One critic of Black Lives Matter is the Rev. Jerry McAfee, 57, the former Minneapolis NAACP president. He opposed the 4th Precinct protest from Day One. And yet as a younger man, he vigorously rallied against police brutality in north Minneapolis. This is how he feels about the issue today:
"Jerry McAfee thanks God that Black Lives Matter deal with police issues because he don't want to. That's not what I want to do. It's too time-consuming. And the greatest problem we're having is not so much with the police, it's what we're doing with each other. I'm trying to stop black folk from killing black folk."
Tensions between old and young are nothing new in the civil rights movement, said Keith Mayes, a professor of African-American studies at the University of Minnesota.

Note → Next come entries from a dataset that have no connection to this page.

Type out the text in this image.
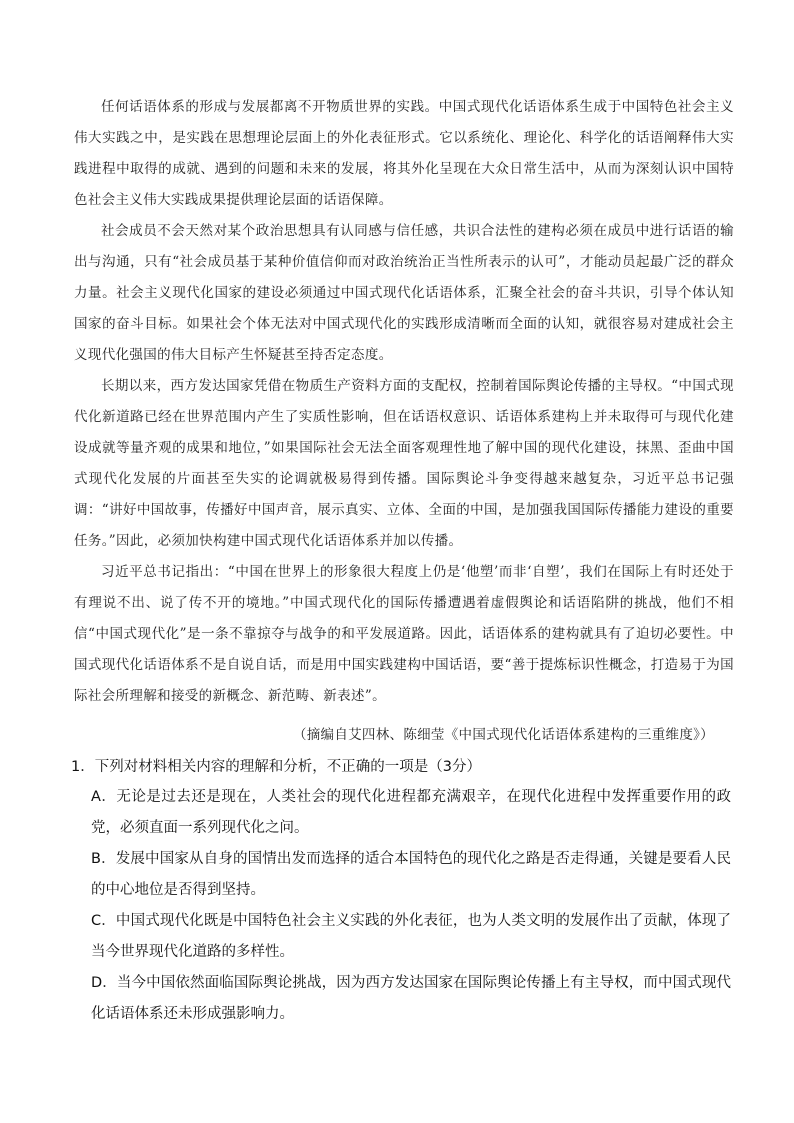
任何话语体系的形成与发展都离不开物质世界的实践。中国式现代化话语体系生成于中国特色社会主义伟大实践之中，是实践在思想理论层面上的外化表征形式。它以系统化、理论化、科学化的话语阐释伟大实践进程中取得的成就、遇到的问题和未来的发展，将其外化呈现在大众日常生活中，从而为深刻认识中国特色社会主义伟大实践成果提供理论层面的话语保障。

社会成员不会天然对某个政治思想具有认同感与信任感，共识合法性的建构必须在成员中进行话语的输出与沟通，只有“社会成员基于某种价值信仰而对政治统治正当性所表示的认可”，才能动员起最广泛的群众力量。社会主义现代化国家的建设必须通过中国式现代化话语体系，汇聚全社会的奋斗共识，引导个体认知国家的奋斗目标。如果社会个体无法对中国式现代化的实践形成清晰而全面的认知，就很容易对建成社会主义现代化强国的伟大目标产生怀疑甚至持否定态度。

长期以来，西方发达国家凭借在物质生产资料方面的支配权，控制着国际舆论传播的主导权。“中国式现代化新道路已经在世界范围内产生了实质性影响，但在话语权意识、话语体系建构上并未取得可与现代化建设成就等量齐观的成果和地位，”如果国际社会无法全面客观理性地了解中国的现代化建设，抹黑、歪曲中国式现代化发展的片面甚至失实的论调就极易得到传播。国际舆论斗争变得越来越复杂，习近平总书记强调：“讲好中国故事，传播好中国声音，展示真实、立体、全面的中国，是加强我国国际传播能力建设的重要任务。”因此，必须加快构建中国式现代化话语体系并加以传播。

习近平总书记指出：“中国在世界上的形象很大程度上仍是‘他塑’而非‘自塑’，我们在国际上有时还处于有理说不出、说了传不开的境地。”中国式现代化的国际传播遭遇着虚假舆论和话语陷阱的挑战，他们不相信“中国式现代化”是一条不靠掠夺与战争的和平发展道路。因此，话语体系的建构就具有了迫切必要性。中国式现代化话语体系不是自说自话，而是用中国实践建构中国话语，要“善于提炼标识性概念，打造易于为国际社会所理解和接受的新概念、新范畴、新表述”。

（摘编自艾四林、陈细莹《中国式现代化话语体系建构的三重维度》）
1．下列对材料相关内容的理解和分析，不正确的一项是（3分）
A．无论是过去还是现在，人类社会的现代化进程都充满艰辛，在现代化进程中发挥重要作用的政党，必须直面一系列现代化之问。
B．发展中国家从自身的国情出发而选择的适合本国特色的现代化之路是否走得通，关键是要看人民的中心地位是否得到坚持。
C．中国式现代化既是中国特色社会主义实践的外化表征，也为人类文明的发展作出了贡献，体现了当今世界现代化道路的多样性。
D．当今中国依然面临国际舆论挑战，因为西方发达国家在国际舆论传播上有主导权，而中国式现代化话语体系还未形成强影响力。
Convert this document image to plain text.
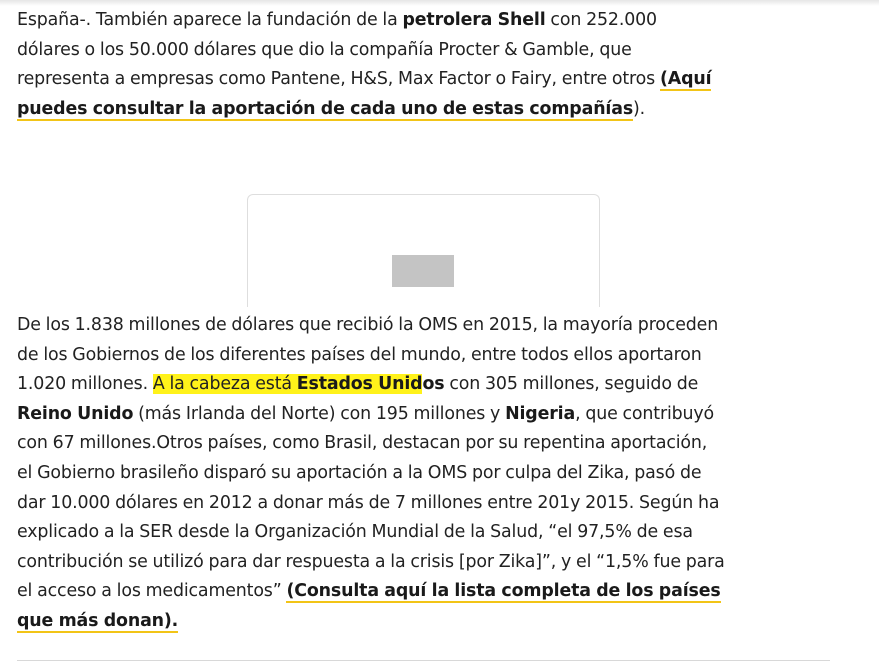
España-. También aparece la fundación de la petrolera Shell con 252.000
dólares o los 50.000 dólares que dio la compañía Procter & Gamble, que
representa a empresas como Pantene, H&S, Max Factor o Fairy, entre otros (Aquí
puedes consultar la aportación de cada uno de estas compañías).

De los 1.838 millones de dólares que recibió la OMS en 2015, la mayoría proceden
de los Gobiernos de los diferentes países del mundo, entre todos ellos aportaron
1.020 millones. A la cabeza está Estados Unidos con 305 millones, seguido de
Reino Unido (más Irlanda del Norte) con 195 millones y Nigeria, que contribuyó
con 67 millones.Otros países, como Brasil, destacan por su repentina aportación,
el Gobierno brasileño disparó su aportación a la OMS por culpa del Zika, pasó de
dar 10.000 dólares en 2012 a donar más de 7 millones entre 201y 2015. Según ha
explicado a la SER desde la Organización Mundial de la Salud, “el 97,5% de esa
contribución se utilizó para dar respuesta a la crisis [por Zika]”, y el “1,5% fue para
el acceso a los medicamentos” (Consulta aquí la lista completa de los países
que más donan).
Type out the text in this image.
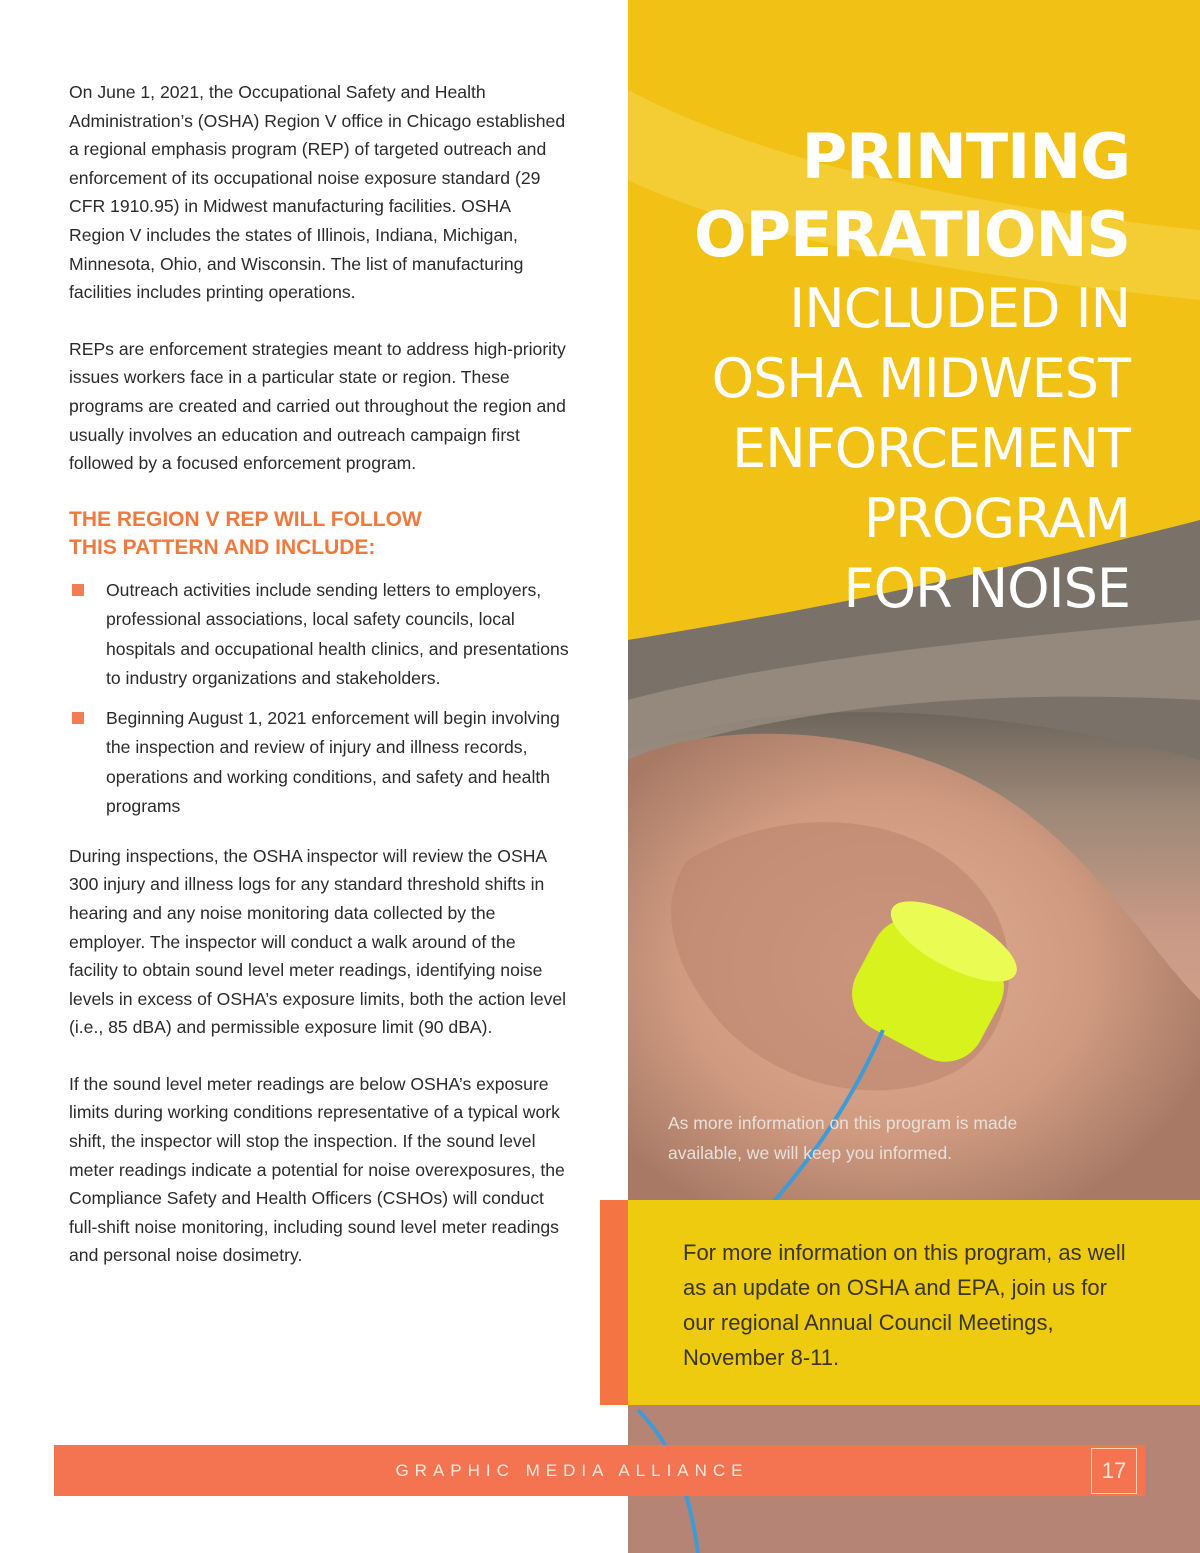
PRINTING
OPERATIONS
INCLUDED IN
OSHA MIDWEST
ENFORCEMENT
PROGRAM
FOR NOISE
As more information on this program is made available, we will keep you informed.

For more information on this program, as well as an update on OSHA and EPA, join us for our regional Annual Council Meetings, November 8-11.

On June 1, 2021, the Occupational Safety and Health Administration’s (OSHA) Region V office in Chicago established a regional emphasis program (REP) of targeted outreach and enforcement of its occupational noise exposure standard (29 CFR 1910.95) in Midwest manufacturing facilities. OSHA Region V includes the states of Illinois, Indiana, Michigan, Minnesota, Ohio, and Wisconsin. The list of manufacturing facilities includes printing operations.

REPs are enforcement strategies meant to address high-priority issues workers face in a particular state or region. These programs are created and carried out throughout the region and usually involves an education and outreach campaign first followed by a focused enforcement program.

THE REGION V REP WILL FOLLOW
THIS PATTERN AND INCLUDE:
Outreach activities include sending letters to employers, professional associations, local safety councils, local hospitals and occupational health clinics, and presentations to industry organizations and stakeholders.
Beginning August 1, 2021 enforcement will begin involving the inspection and review of injury and illness records, operations and working conditions, and safety and health programs

During inspections, the OSHA inspector will review the OSHA 300 injury and illness logs for any standard threshold shifts in hearing and any noise monitoring data collected by the employer. The inspector will conduct a walk around of the facility to obtain sound level meter readings, identifying noise levels in excess of OSHA’s exposure limits, both the action level (i.e., 85 dBA) and permissible exposure limit (90 dBA).

If the sound level meter readings are below OSHA’s exposure limits during working conditions representative of a typical work shift, the inspector will stop the inspection. If the sound level meter readings indicate a potential for noise overexposures, the Compliance Safety and Health Officers (CSHOs) will conduct full-shift noise monitoring, including sound level meter readings and personal noise dosimetry.

GRAPHIC MEDIA ALLIANCE	17
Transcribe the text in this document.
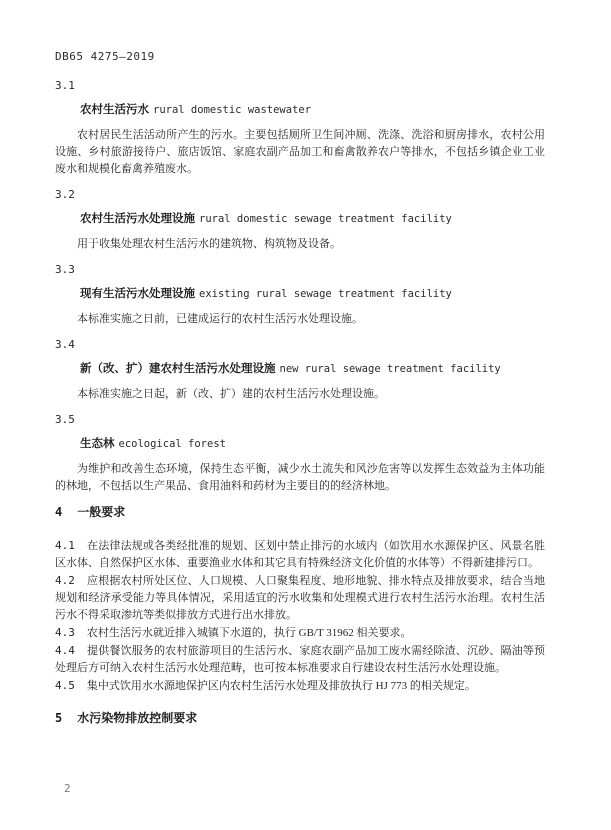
DB65 4275—2019

3.1

农村生活污水 rural domestic wastewater

农村居民生活活动所产生的污水。主要包括厕所卫生间冲厕、洗涤、洗浴和厨房排水，农村公用设施、乡村旅游接待户、旅店饭馆、家庭农副产品加工和畜禽散养农户等排水，不包括乡镇企业工业废水和规模化畜禽养殖废水。

3.2

农村生活污水处理设施 rural domestic sewage treatment facility

用于收集处理农村生活污水的建筑物、构筑物及设备。

3.3

现有生活污水处理设施 existing rural sewage treatment facility

本标准实施之日前，已建成运行的农村生活污水处理设施。

3.4

新（改、扩）建农村生活污水处理设施 new rural sewage treatment facility

本标准实施之日起，新（改、扩）建的农村生活污水处理设施。

3.5

生态林 ecological forest

为维护和改善生态环境，保持生态平衡，减少水土流失和风沙危害等以发挥生态效益为主体功能的林地，不包括以生产果品、食用油料和药材为主要目的的经济林地。

4 一般要求

4.1 在法律法规或各类经批准的规划、区划中禁止排污的水域内（如饮用水水源保护区、风景名胜区水体、自然保护区水体、重要渔业水体和其它具有特殊经济文化价值的水体等）不得新建排污口。

4.2 应根据农村所处区位、人口规模、人口聚集程度、地形地貌、排水特点及排放要求，结合当地规划和经济承受能力等具体情况，采用适宜的污水收集和处理模式进行农村生活污水治理。农村生活污水不得采取渗坑等类似排放方式进行出水排放。

4.3 农村生活污水就近排入城镇下水道的，执行 GB/T 31962 相关要求。

4.4 提供餐饮服务的农村旅游项目的生活污水、家庭农副产品加工废水需经除渣、沉砂、隔油等预处理后方可纳入农村生活污水处理范畴，也可按本标准要求自行建设农村生活污水处理设施。

4.5 集中式饮用水水源地保护区内农村生活污水处理及排放执行 HJ 773 的相关规定。

5 水污染物排放控制要求
2
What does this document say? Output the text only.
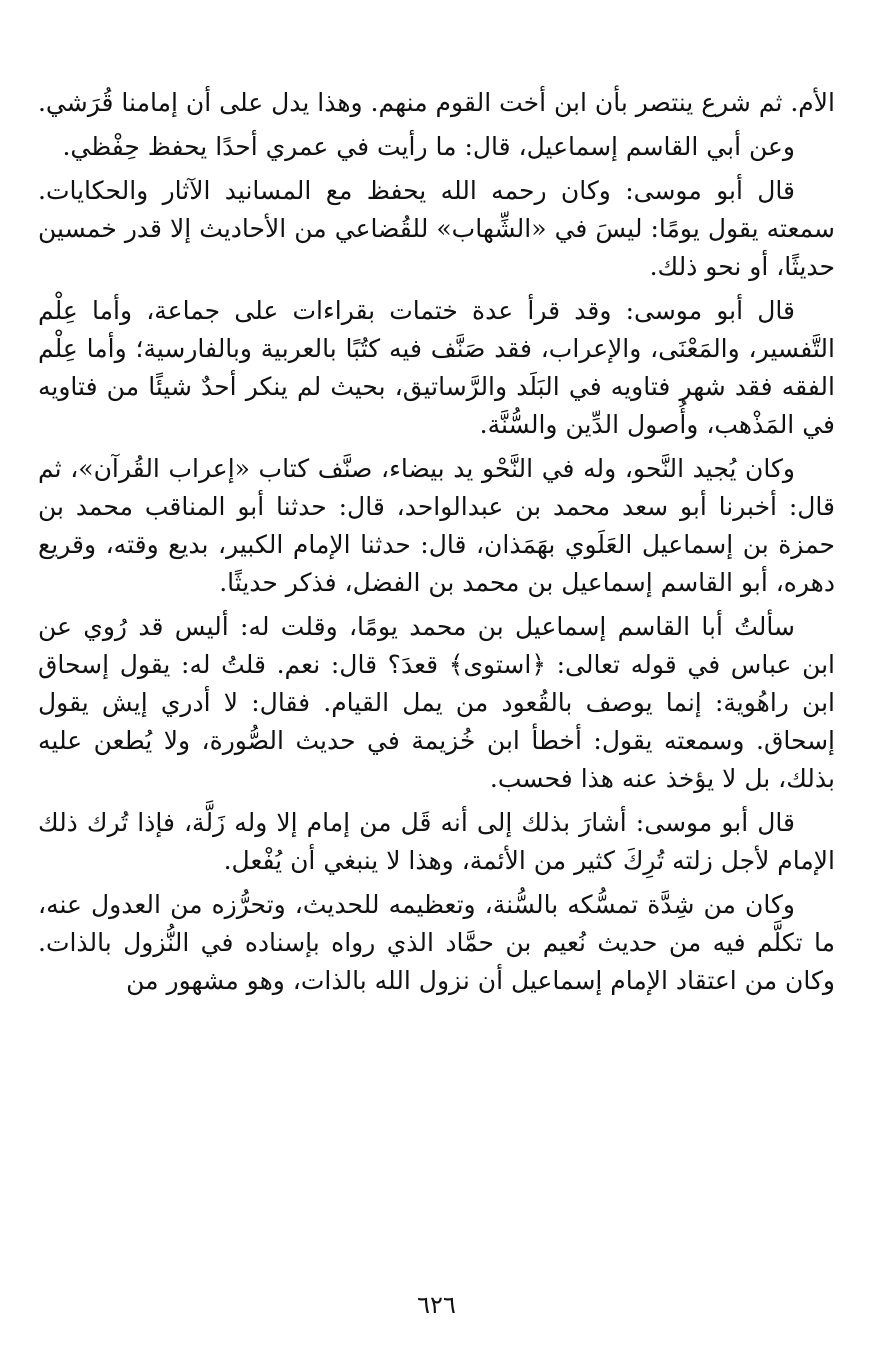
الأم. ثم شرع ينتصر بأن ابن أخت القوم منهم. وهذا يدل على أن إمامنا قُرَشي.

وعن أبي القاسم إسماعيل، قال: ما رأيت في عمري أحدًا يحفظ حِفْظي.

قال أبو موسى: وكان رحمه الله يحفظ مع المسانيد الآثار والحكايات. سمعته يقول يومًا: ليسَ في «الشِّهاب» للقُضاعي من الأحاديث إلا قدر خمسين حديثًا، أو نحو ذلك.

قال أبو موسى: وقد قرأ عدة ختمات بقراءات على جماعة، وأما عِلْم التَّفسير، والمَعْنَى، والإعراب، فقد صَنَّف فيه كتُبًا بالعربية وبالفارسية؛ وأما عِلْم الفقه فقد شهر فتاويه في البَلَد والرَّساتيق، بحيث لم ينكر أحدٌ شيئًا من فتاويه في المَذْهب، وأُصول الدِّين والسُّنَّة.

وكان يُجيد النَّحو، وله في النَّحْو يد بيضاء، صنَّف كتاب «إعراب القُرآن»، ثم قال: أخبرنا أبو سعد محمد بن عبدالواحد، قال: حدثنا أبو المناقب محمد بن حمزة بن إسماعيل العَلَوي بهَمَذان، قال: حدثنا الإمام الكبير، بديع وقته، وقريع دهره، أبو القاسم إسماعيل بن محمد بن الفضل، فذكر حديثًا.

سألتُ أبا القاسم إسماعيل بن محمد يومًا، وقلت له: أليس قد رُوي عن ابن عباس في قوله تعالى: ﴿استوى﴾ قعدَ؟ قال: نعم. قلتُ له: يقول إسحاق ابن راهُوية: إنما يوصف بالقُعود من يمل القيام. فقال: لا أدري إيش يقول إسحاق. وسمعته يقول: أخطأ ابن خُزيمة في حديث الصُّورة، ولا يُطعن عليه بذلك، بل لا يؤخذ عنه هذا فحسب.

قال أبو موسى: أشارَ بذلك إلى أنه قَل من إمام إلا وله زَلَّة، فإذا تُرك ذلك الإمام لأجل زلته تُرِكَ كثير من الأئمة، وهذا لا ينبغي أن يُفْعل.

وكان من شِدَّة تمسُّكه بالسُّنة، وتعظيمه للحديث، وتحرُّزه من العدول عنه، ما تكلَّم فيه من حديث نُعيم بن حمَّاد الذي رواه بإسناده في النُّزول بالذات. وكان من اعتقاد الإمام إسماعيل أن نزول الله بالذات، وهو مشهور من

٦٢٦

"The black freedom struggle has always been about a youth movement being on the cutting edge of the issues, asking new questions, challenging those in authority to respond to injustices," he said. "To be quite honest with you, the older black generation is always out of touch."
Back in the '60s, Mayes said, young leaders of the civil rights era were told by their own parents that they shouldn't march in the streets or take over government buildings. He said those graying leaders today should remember history. Young people, he said, don't hold much power. They're not part of the establishment. All they have are their voices and their bodies.
"The older black crowd has to check themselves and say, 'Let these folks do what they have to do, because that's what we did when we were young,'" he said.
But if true racial equity in Minnesota is the goal, it's not clear which strategy will be more effective. There is wisdom in age, and idealism in youth, and this movement may find that it needs both.